Чтение онлайн

ЖАНРЫ

Постмодернизм в России
Шрифт:

Вскоре после публикации статьи, весной 1991 года, в Литературном институте (Москва) состоялась большая конференция о постмодернизме, после чего почти мгновенно этот «изм» начал свое победное шествие по стране: все отмеченное печатью этого направления признавалось нужным и интересным, а все остальное сразу сдавалось в архив. Уже в начале 1992 года Вячеслав Курицын отметил в «Новом мире», что постмодернизм стал единственно живым фактом литературного процесса [96] . И хотя уход коммунизма и приход постмодернизма на Руси как будто случайно совпали в одной исторической точке, между ними с самого начала обнаружилось «сходство противоположностей», некая преемственность в самих способах овладения общественным сознанием. Марк Липовецкий подчеркивает глобальность притязаний российского постмодернизма на идейно-эстетическое господство: «Ведь постмодернизм не претендует на роль еще одного течения в плюралистическом ландшафте – он настаивает на своем доминировании во всей культуре» [97] . И хотя

известно, что пафос постмодернизма – это как раз полный плюрализм, диктат меньшинств, самоценность различий, сам постмодернизм выступает как некая всеобъемлющая система, узаконивающая эту множественность.

96

Курицын В. Постмодернизм: новая первобытная культура // Новый мир. 1992. № 2.

97

Липовецкий М. Специфика русского постмодернизма // Знамя. 1995. № 8. С. 193.
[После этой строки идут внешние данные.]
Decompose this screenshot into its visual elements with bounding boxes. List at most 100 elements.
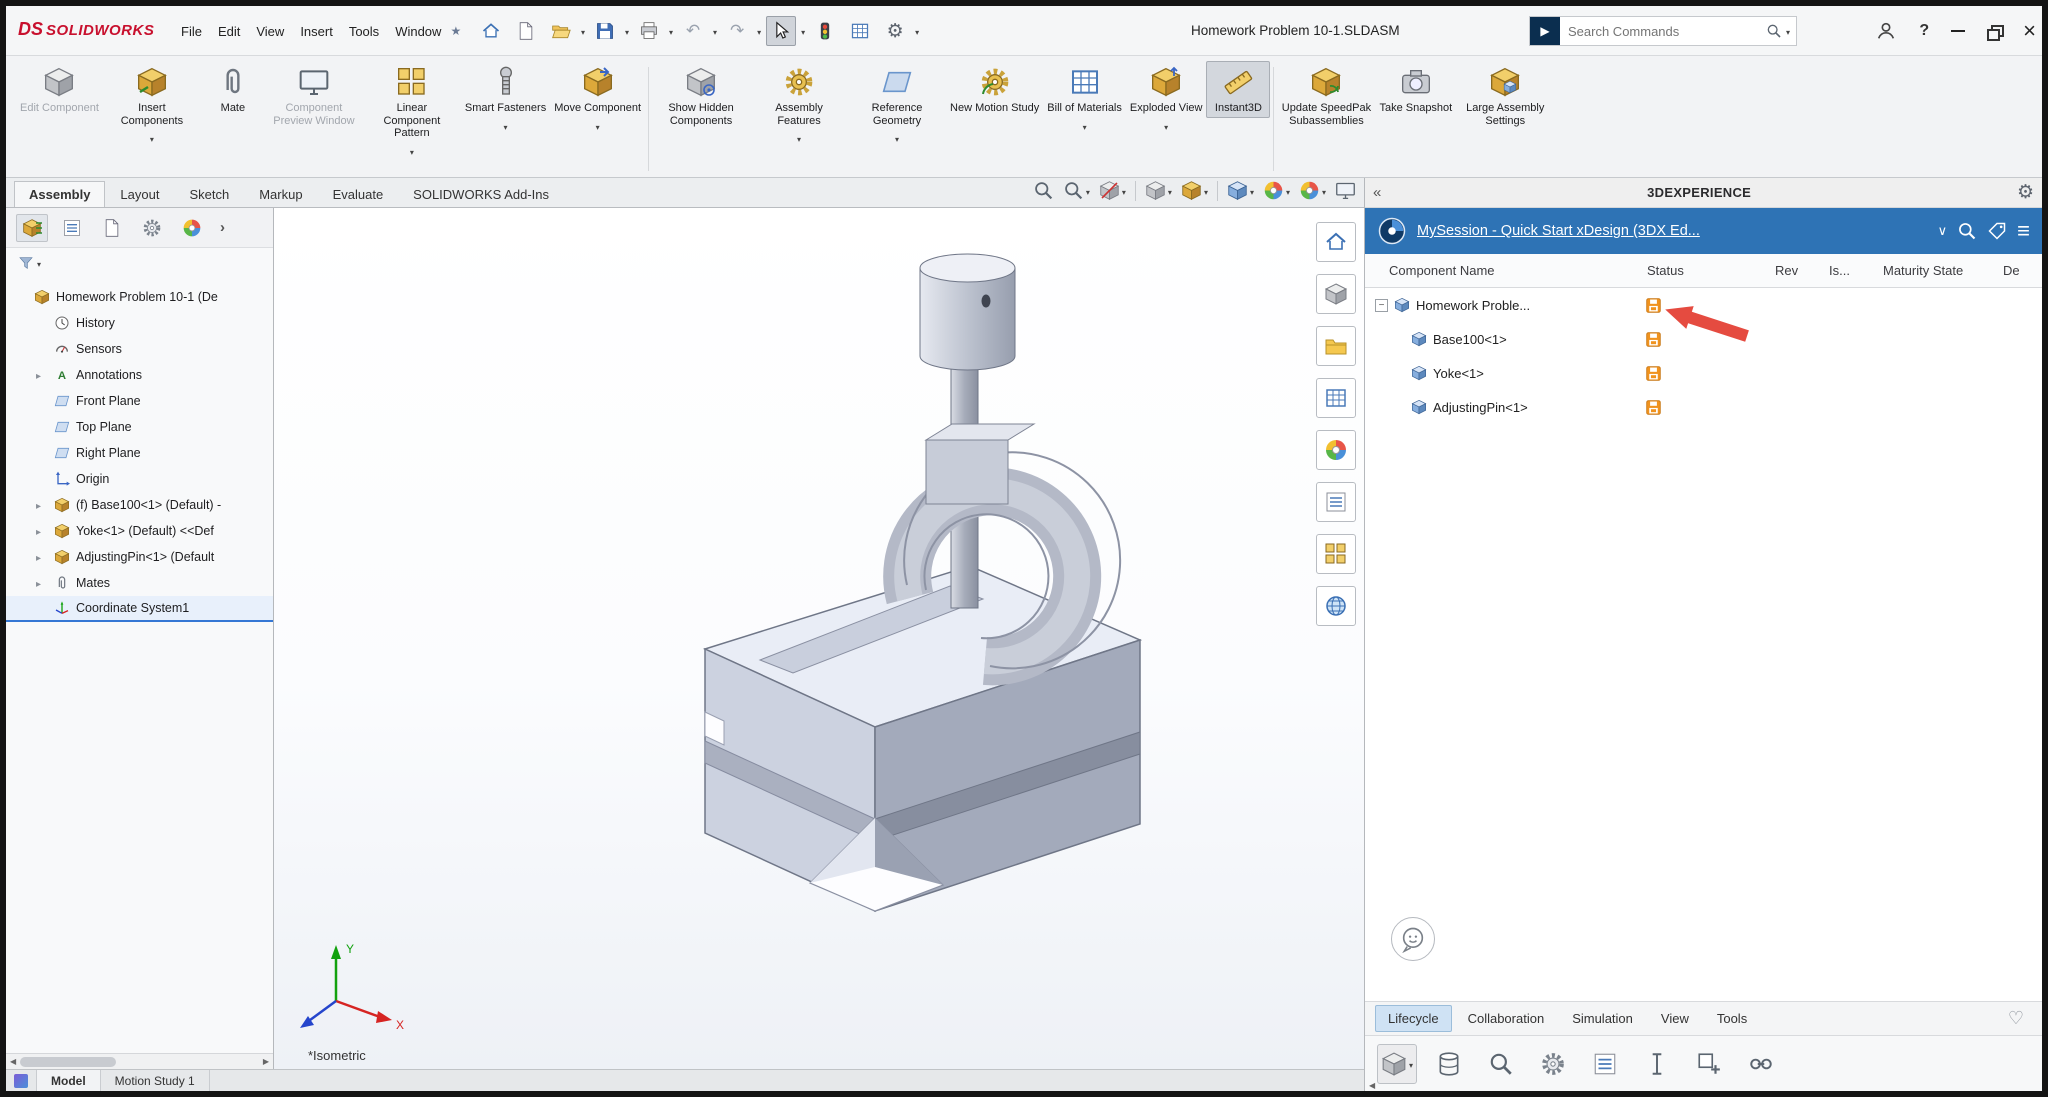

Пожалуй, со времен социалистического реализма не возникало «изма», который до такой степени приобрел бы значение всеобщего ориентира, художественной нормы. Появление нового понятия вызвало к жизни множество специально скроенных под него произведений и позволило задним числом осознать ранее созданные как предвещающие его возникновение. Роль «основоположника», которую в социалистическом реализме играл Горький со своим романом «Мать», в постмодернизме отводится то Набокову с его «Даром», то Булгакову с «Мастером и Маргаритой», то Битову с «Пушкинским Домом», то Вен. Ерофееву с его повестью «Москва – Петушки». И здесь очевиден плюрализм, однако озабоченный созданием своего универсального канона.

Мне представляется, что сходство постмодернизма и коммунизма как программных методов воздействия на общественное сознание далеко не случайно, они представляют собой в России две фазы становления одного идейно-эстетического проекта. Если коммунизм провозглашал грядущее торжество идей, преображающих реальность, то постмодернизм обнаруживает уже отсутствие какой-либо другой реальности, кроме реальности самих идей (знаков, образов, наименований). И хотя на Западе о постмодернизме говорят с начала 1970-х годов, а в России только с начала 1990-х, постмодернизм, как и многие течения, номинально заимствованные у Запада, по сути глубоко российское явление. Можно даже утверждать, что Россия – родина постмодернизма, а теперь только пришла пора осознать этот удивительный факт.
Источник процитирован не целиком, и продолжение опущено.